I have a problem with a network backup on Windows Server 2003 (does not matter what backup sofware I use , MS backup, Veritas, etc) that, every so often, right in the middle of the backup, the computer initiating the backup (be it a "pull" or "push" backup) locks up hard. The machine siezes completely without a BSOD and is completely unresponsive (like a hardware issue would indicate). It happens every couple of backups or sometimes twice in a row, usually after transferring 1 or gigabytes of data. I've swapped out every hardware component I could, replaced NICs, cables, switches and the problem remains.
Because the problem can be reproduced on 3 identically configured machines, I think I can rule out faulty components as the culprit (2 of the machines used Tyan S2882 motherboards with dual Opterons - and 1 machine used a Tyan 2850 motherboard). Basically, I ran backups from each machine to another machine and had them all lockup after between 1 to 4 backups (tested these for almost 2 weeks to get the problem to reproduce). Incidentally, this ONLY happened on the gigabit ethernet port(s).
I suspected it was the BroadCom NIC (the only thing common to both motherboards besides the SATA controllers), so I replaced the NICs with Intel PRO Server 1000 gigabit cards. After replacement, I ran about 6 backups in a row, and the machine did not lock up.
I thought my problem was solved, so I installed the servers and that was that.
I was wrong, now, occasionally, the servers do the exact same thing (the Broadcom NICs are disabled in the BIOS, so they are completed ruled out),
about once every couple of backups the system locks up hard. (arrgghh!)
Anyway, either this problem is related to Opterons, Wind 2K3 Server drivers (all the drivers were "approved"), or Tyan mobos. Because the lockups are so "fatal", it looks like a hardware problem(from experience, hardware issues sieze machines without BSOD where the screen output is black).
I've heard in rare instances, that a driver could be the culprit.
I don't expect an answer to this problem as I've stumped all the manufacturers of this equipment: Broadcom, Tyan (denial), AMD (denial), Silicon Image (denial), etc. They blame hardware or drivers or "the other guy".
I'm just trying to find ANYONE out there who's had this same problem with unexpected lockups ONLY during a network backup running W2K3.
To eliminate external network equipment as the culprit, I hooked up a crossover cable between machines (with the same results).
I've tried different power supplies, disabling different BIOS settings, etc.
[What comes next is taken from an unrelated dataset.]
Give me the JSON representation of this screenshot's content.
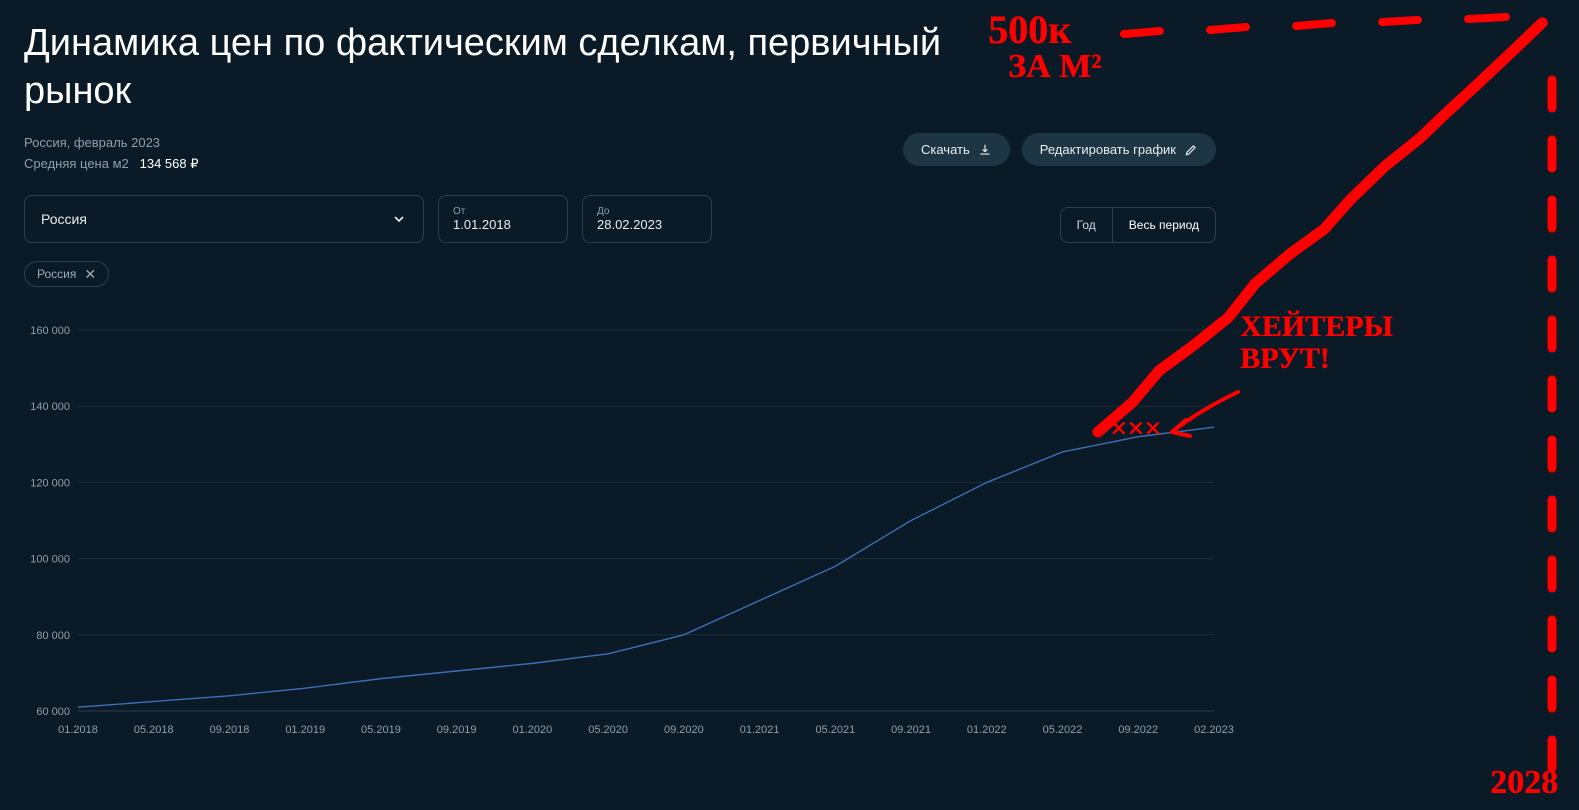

I've disabled a myriad of combinations of services in W2K3 (like Shadow Copy) with no luck.
My original "process of elimination" over a 2 week period led me to the BroadCom NIC as the culprit, but now I know that is not the case.
Since there are no errors or warnings in the Event Logs by W2K3, I'm completely in the dark as far as troubleshooting goes - (If only I could have a BSOD with a memory dump, I could pinpoint exactly what is causing this).
Right now, I would just like to eliminate Windows Server 2003 as the culprit. I can swap hardware Vendors (I avoid Tyan equipment for now, but I am still not certain they are the cause) more easily than W2K3
Anyone experiencing lockups during a gigabit network backup? If so, let me know what you are running. I have to get to the bottom of this nightmare once and for all.